Reporters spent months documenting the shooting and its aftermath in their community and its affect on the national debate over gun rights. In a harrowing reconstruction, The Sun Sentinel revealed a series of failures by local officials and law enforcement that, the paper wrote, cost children their lives.
This is the second time that The Sun Sentinel has received the public service award, considered the most prestigious of the Pulitzers. The paper, based in Deerfield Beach, Fla., north of Fort Lauderdale, won the category in 2013 for its investigation of the speeding habits of local police officers, who were later disciplined.
In honoring a smaller newspaper, the Pulitzer board recognized the importance of local journalism at a moment when regional papers are struggling to survive.
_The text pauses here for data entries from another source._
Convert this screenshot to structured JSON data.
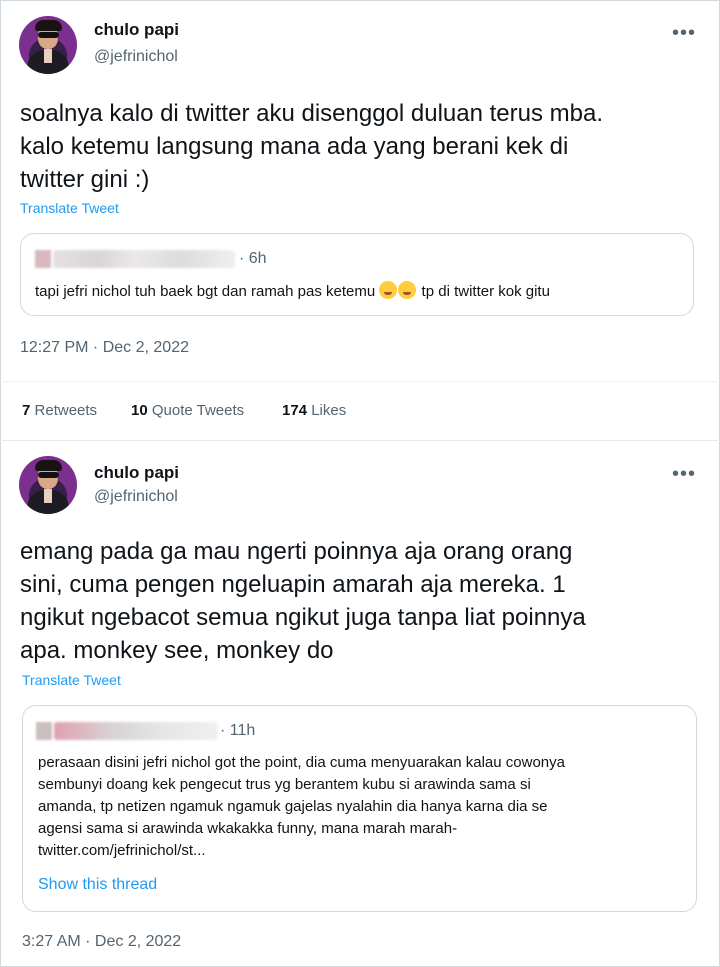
{
  "tweets": [
    {
      "author_name": "chulo papi",
      "author_handle": "@jefrinichol",
      "more_icon": "more-dots-icon",
      "text_lines": [
        "soalnya kalo di twitter aku disenggol duluan terus mba.",
        "kalo ketemu langsung mana ada yang berani kek di",
        "twitter gini :)"
      ],
      "translate_label": "Translate Tweet",
      "quote": {
        "time": "· 6h",
        "text_before": "tapi jefri nichol tuh baek bgt dan ramah pas ketemu",
        "text_after": "tp di twitter kok gitu"
      },
      "timestamp": "12:27 PM · Dec 2, 2022",
      "stats": {
        "retweets_count": "7",
        "retweets_label": "Retweets",
        "quotes_count": "10",
        "quotes_label": "Quote Tweets",
        "likes_count": "174",
        "likes_label": "Likes"
      }
    },
    {
      "author_name": "chulo papi",
      "author_handle": "@jefrinichol",
      "more_icon": "more-dots-icon",
      "text_lines": [
        "emang pada ga mau ngerti poinnya aja orang orang",
        "sini, cuma pengen ngeluapin amarah aja mereka. 1",
        "ngikut ngebacot semua ngikut juga tanpa liat poinnya",
        "apa. monkey see, monkey do"
      ],
      "translate_label": "Translate Tweet",
      "quote": {
        "time": "· 11h",
        "text_lines": [
          "perasaan disini jefri nichol got the point, dia cuma menyuarakan kalau cowonya",
          "sembunyi doang kek pengecut trus yg berantem kubu si arawinda sama si",
          "amanda, tp netizen ngamuk ngamuk gajelas nyalahin dia hanya karna dia se",
          "agensi sama si arawinda wkakakka funny, mana marah marah-",
          "twitter.com/jefrinichol/st..."
        ],
        "show_thread_label": "Show this thread"
      },
      "timestamp": "3:27 AM · Dec 2, 2022"
    }
  ]
}
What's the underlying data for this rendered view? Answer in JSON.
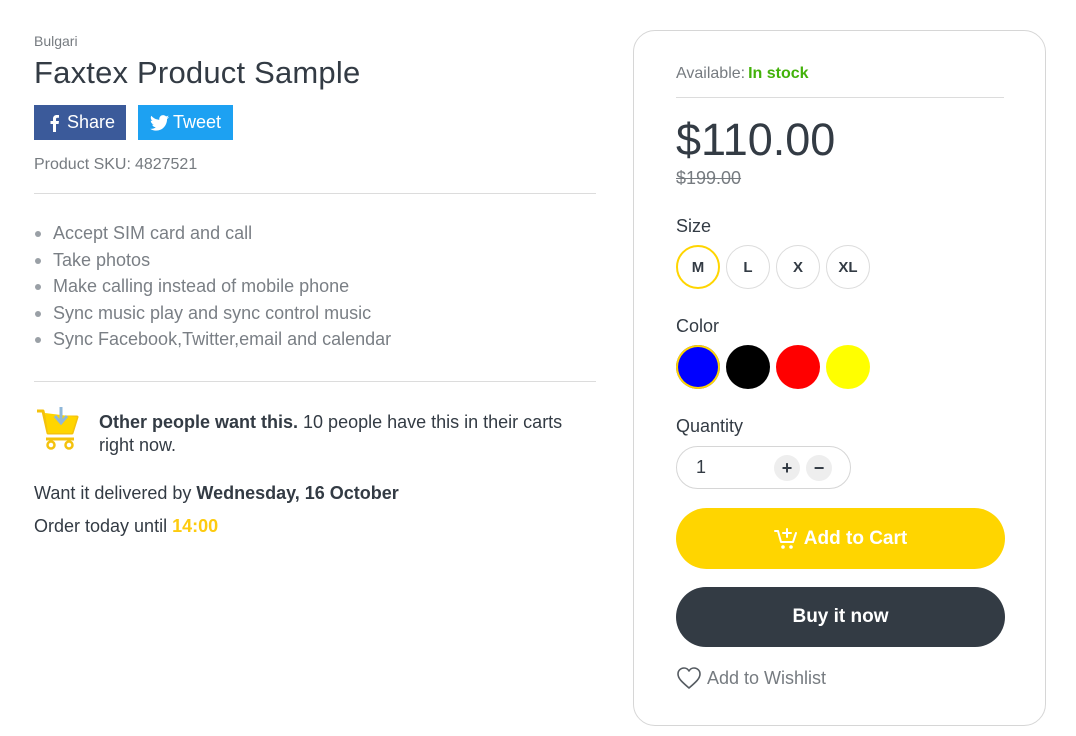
{
  "product": {
    "vendor": "Bulgari",
    "title": "Faxtex Product Sample",
    "sku_label": "Product SKU:",
    "sku_value": "4827521"
  },
  "share": {
    "facebook_label": "Share",
    "twitter_label": "Tweet",
    "facebook_color": "#3b5a9a",
    "twitter_color": "#1da1f2"
  },
  "features": [
    "Accept SIM card and call",
    "Take photos",
    "Make calling instead of mobile phone",
    "Sync music play and sync control music",
    "Sync Facebook,Twitter,email and calendar"
  ],
  "social_proof": {
    "bold": "Other people want this.",
    "text": " 10 people have this in their carts right now.",
    "icon": "cart-download-icon"
  },
  "delivery": {
    "prefix": "Want it delivered by ",
    "date": "Wednesday, 16 October"
  },
  "order_until": {
    "prefix": "Order today until ",
    "time": "14:00"
  },
  "buybox": {
    "available_label": "Available:",
    "stock_status": "In stock",
    "price": "$110.00",
    "compare_price": "$199.00",
    "size_label": "Size",
    "sizes": [
      "M",
      "L",
      "X",
      "XL"
    ],
    "selected_size": "M",
    "color_label": "Color",
    "colors": [
      "#0000ff",
      "#000000",
      "#ff0000",
      "#ffff00"
    ],
    "selected_color": "#0000ff",
    "quantity_label": "Quantity",
    "quantity": "1",
    "plus": "+",
    "minus": "−",
    "add_to_cart": "Add to Cart",
    "buy_now": "Buy it now",
    "wishlist": "Add to Wishlist"
  },
  "theme": {
    "accent": "#ffd500",
    "dark": "#333b44",
    "success": "#43b20a"
  }
}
The awards, first handed out in 1917, are presented annually by Columbia University for excellence in journalism and letters.
The New York Times received the explanatory reporting prize for a forensic review of President Trump’s family finances, which uncovered a series of dubious schemes — including instances of outright fraud — that allowed the future president and his relatives to avoid paying hundreds of millions of dollars in taxes. The investigation, by the Times journalists David Barstow, Susanne Craig and Russ Buettner, drew on tens of thousands of pages of confidential records and lasted 18 months.
Mr. Trump’s financial irregularities were the focus of a prizewinning report by The Wall Street Journal, which revealed how the president’s lawyer, Michael D. Cohen, arranged hush-money payments to the adult film actress Stormy Daniels in the run-up to the 2016 election. The Journal won the award in the category of national reporting.
The Times also won the prize for editorial writing, for essays by Brent Staples, who has been a member of the paper’s editorial board since 1990. Mr. Staples’ editorials and essays are included in dozens of college readers throughout the United States and abroad. Before joining the editorial page, he served as an editor of The New York Times Book Review and an assistant editor for metropolitan news.
His essay on Sugar Land, Tex., has had significant impact on how people in the state saw the city’s plan for relocating the recently discovered skeletons of men and women who were worked to death on sugar plantations in the late 19th and early 20th centuries. The essay galvanized protesters in the state who wanted the skeletons memorialized in place. A month after the essay ran, a state court stopped the city from moving the remains and appointed a lawyer to oversee the disposition of the remains. The case is now before an appeals court.
An editorial on suffrage also had a wide impact, leading supporters of a planned women’s suffrage memorial in New York City’s Central Park to withdraw that support and to debate how to fairly memorialize a 19th-century movement that was actually quite diverse. Women who knew little or nothing of this diverse history before the essay have called for revising the memorial to more adequately reflect history.
This is a developing story and will be updated.